Methods: Twenty-six PTC samples and adjacent thyroid tissues were obtained from patients attending our Institution. DIO3 mRNA was measured by Real-Time PCR and D3 activity by paper descendent chromatography. BRAFV600E mutation was identified in DNA from paraffin blocks by direct sequencing. The human PTC cell line (K1) was used to study D3 regulation.

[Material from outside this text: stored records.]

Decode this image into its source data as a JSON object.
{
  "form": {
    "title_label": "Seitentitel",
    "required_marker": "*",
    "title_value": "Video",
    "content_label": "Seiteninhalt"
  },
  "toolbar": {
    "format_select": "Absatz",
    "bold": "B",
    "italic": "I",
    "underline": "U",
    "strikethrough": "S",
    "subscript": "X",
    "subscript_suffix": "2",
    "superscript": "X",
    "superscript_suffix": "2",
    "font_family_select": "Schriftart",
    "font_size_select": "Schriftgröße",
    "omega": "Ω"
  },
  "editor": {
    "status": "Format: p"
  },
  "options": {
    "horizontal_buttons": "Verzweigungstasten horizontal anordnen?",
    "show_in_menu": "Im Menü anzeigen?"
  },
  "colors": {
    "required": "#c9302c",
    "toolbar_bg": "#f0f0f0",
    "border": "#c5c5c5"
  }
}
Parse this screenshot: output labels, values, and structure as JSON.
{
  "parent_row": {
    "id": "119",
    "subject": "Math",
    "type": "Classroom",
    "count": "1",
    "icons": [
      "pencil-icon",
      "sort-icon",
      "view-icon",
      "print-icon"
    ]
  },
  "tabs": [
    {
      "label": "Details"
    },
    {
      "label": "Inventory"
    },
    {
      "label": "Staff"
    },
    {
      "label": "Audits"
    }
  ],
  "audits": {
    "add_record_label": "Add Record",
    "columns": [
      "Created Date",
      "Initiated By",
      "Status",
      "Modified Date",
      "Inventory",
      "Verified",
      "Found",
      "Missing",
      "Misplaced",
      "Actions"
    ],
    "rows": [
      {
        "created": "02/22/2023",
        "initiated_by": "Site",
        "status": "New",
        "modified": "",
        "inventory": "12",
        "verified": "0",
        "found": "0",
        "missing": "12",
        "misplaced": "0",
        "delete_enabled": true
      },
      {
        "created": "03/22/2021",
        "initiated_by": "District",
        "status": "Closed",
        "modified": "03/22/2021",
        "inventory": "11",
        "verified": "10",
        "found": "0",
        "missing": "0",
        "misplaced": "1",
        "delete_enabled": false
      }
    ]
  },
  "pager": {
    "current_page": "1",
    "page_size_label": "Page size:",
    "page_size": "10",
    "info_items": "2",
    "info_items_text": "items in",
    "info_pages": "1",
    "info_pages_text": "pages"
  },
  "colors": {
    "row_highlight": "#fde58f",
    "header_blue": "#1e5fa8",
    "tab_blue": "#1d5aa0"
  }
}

Results: DIO3 transcripts were detected in all samples analyzed. We observed a paralleled increase in DIO3 mRNA (~5 fold) and activity in PTC samples. Remarkable, DIO3 mRNA and activity were significantly higher in BRAFV600E mutated samples (P=0.003). Increased D3 activity was associated with tumor size (r=0.68, P=0.003), lymph node (P=0.03) and distant metastasis (P=0.006). As expected, in K1 cells, D3 activity was increased by SeO4, cAMP or T3 and abolished by iopanoic acid. Interestingly, TGF-β, which has been implicated on tumor progression, induced a 4-fold increase in DIO3 mRNA levels in PTC cell line.
Conclusions: The results demonstrate that increased DIO3 expression in PTC is associated with tumor size and aggressiveness. These findings support the concept that increased thyroid hormone inactivation might be associated with dedifferentiation and proliferative activity in tumoral cells.